Redolent.
Rank.
Foul.
Elected Democrats no longer see themselves as representing their constituents. They see themselves as representing their donors. In the teeth of huge, well-organized grass roots opposition--hell, universal opposition, Democrats come down on the side of the MPAA and the RIAA. They'll try to find some other way to take away our internet, trying to put the toothpaste of an open network back into the tube.
This is not even a question of stupid or evil. It's stupid and evil.
MOULITSAS: It has been a shameful day. Now let me add that Ron Wyden, who was just on, if it wasn't for him, this thing may have passed already. He was the first person in Congress to stand up against this and fight the way he has. He is the reason this is still being debated. That said, you have a bipartisan group of people who supported it. Today, Republican after Republican has backed out and abandoned support for SOPA and PIPA.Unbelievable. The Democratic leadership in the Senate is willing to throw a generation under the bus.
Democrats haven't. They cling to this fiction that this thing can be fixed, and not only is it incredibly stupid, it's incredibly tone-deaf. You are basically ceding a generation of Web-savvy, Web-immersed people who are obsessed with protecting what they see as their very birthright. And they are watching Republicans come out and see the light on this issue, while Democrats continue to cling to the Hollywood studios. It is unfathomable.

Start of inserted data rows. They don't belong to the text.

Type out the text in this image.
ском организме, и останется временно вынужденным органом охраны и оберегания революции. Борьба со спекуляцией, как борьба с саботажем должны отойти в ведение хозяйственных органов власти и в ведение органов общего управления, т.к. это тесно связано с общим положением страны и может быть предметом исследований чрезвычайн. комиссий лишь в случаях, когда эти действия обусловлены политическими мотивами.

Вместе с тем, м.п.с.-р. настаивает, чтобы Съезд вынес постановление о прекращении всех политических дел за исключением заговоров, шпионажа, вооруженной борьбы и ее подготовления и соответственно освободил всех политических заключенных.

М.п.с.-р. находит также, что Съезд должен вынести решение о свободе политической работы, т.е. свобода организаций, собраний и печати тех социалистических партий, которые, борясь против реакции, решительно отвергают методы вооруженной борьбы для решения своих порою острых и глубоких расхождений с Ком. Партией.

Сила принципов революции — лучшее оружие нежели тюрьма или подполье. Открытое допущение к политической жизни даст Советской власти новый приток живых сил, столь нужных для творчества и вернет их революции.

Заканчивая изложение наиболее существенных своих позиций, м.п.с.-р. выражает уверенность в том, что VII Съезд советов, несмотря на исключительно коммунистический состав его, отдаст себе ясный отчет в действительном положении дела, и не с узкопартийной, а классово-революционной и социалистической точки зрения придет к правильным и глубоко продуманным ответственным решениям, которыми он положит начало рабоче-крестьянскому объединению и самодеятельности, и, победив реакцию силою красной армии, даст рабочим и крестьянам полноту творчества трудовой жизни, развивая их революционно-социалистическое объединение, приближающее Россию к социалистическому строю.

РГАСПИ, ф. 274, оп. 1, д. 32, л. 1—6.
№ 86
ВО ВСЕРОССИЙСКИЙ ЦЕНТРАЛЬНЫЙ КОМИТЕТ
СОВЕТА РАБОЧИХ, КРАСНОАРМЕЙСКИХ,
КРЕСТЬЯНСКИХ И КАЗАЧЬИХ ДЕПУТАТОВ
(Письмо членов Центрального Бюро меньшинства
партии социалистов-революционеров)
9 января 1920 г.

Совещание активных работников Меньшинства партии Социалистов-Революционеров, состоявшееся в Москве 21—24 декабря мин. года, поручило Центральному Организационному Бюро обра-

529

I'm embarrassed to be a Democrat, I'm ashamed and I'm angry. You couldn't even begin to believe — because I believe that this legislation is an existential threat to the social Web — that's Daily Kos, that's Reddit, that's Facebook — that's anybody, any time you can interact online, this legislation threatens that ability to do so.
OLBERMANN: Yeah, that's Red State, that's all the other right-wing sites, as well. This is not a liberal thing.
MOULITSAS: It's not. It's liberal, conservative, greens, libertarians, people who don't even pay attention to politics. I don't think I have ever seen this much consensus around an issue.
Influence by major donors isn't new, of course. Henry (Scoop) Jackson of Washington was referred to as the Senator from Boeing. But, as with the Health Care Reform negotiations, voters don't even have a seat at the table--especially among Democrats. Unless we in the rank and file can find a way to penetrate the Democratic primary system, we are doomed to a future of bad public policy--a neo-feudalist regime run by monopolists and their "elected officials."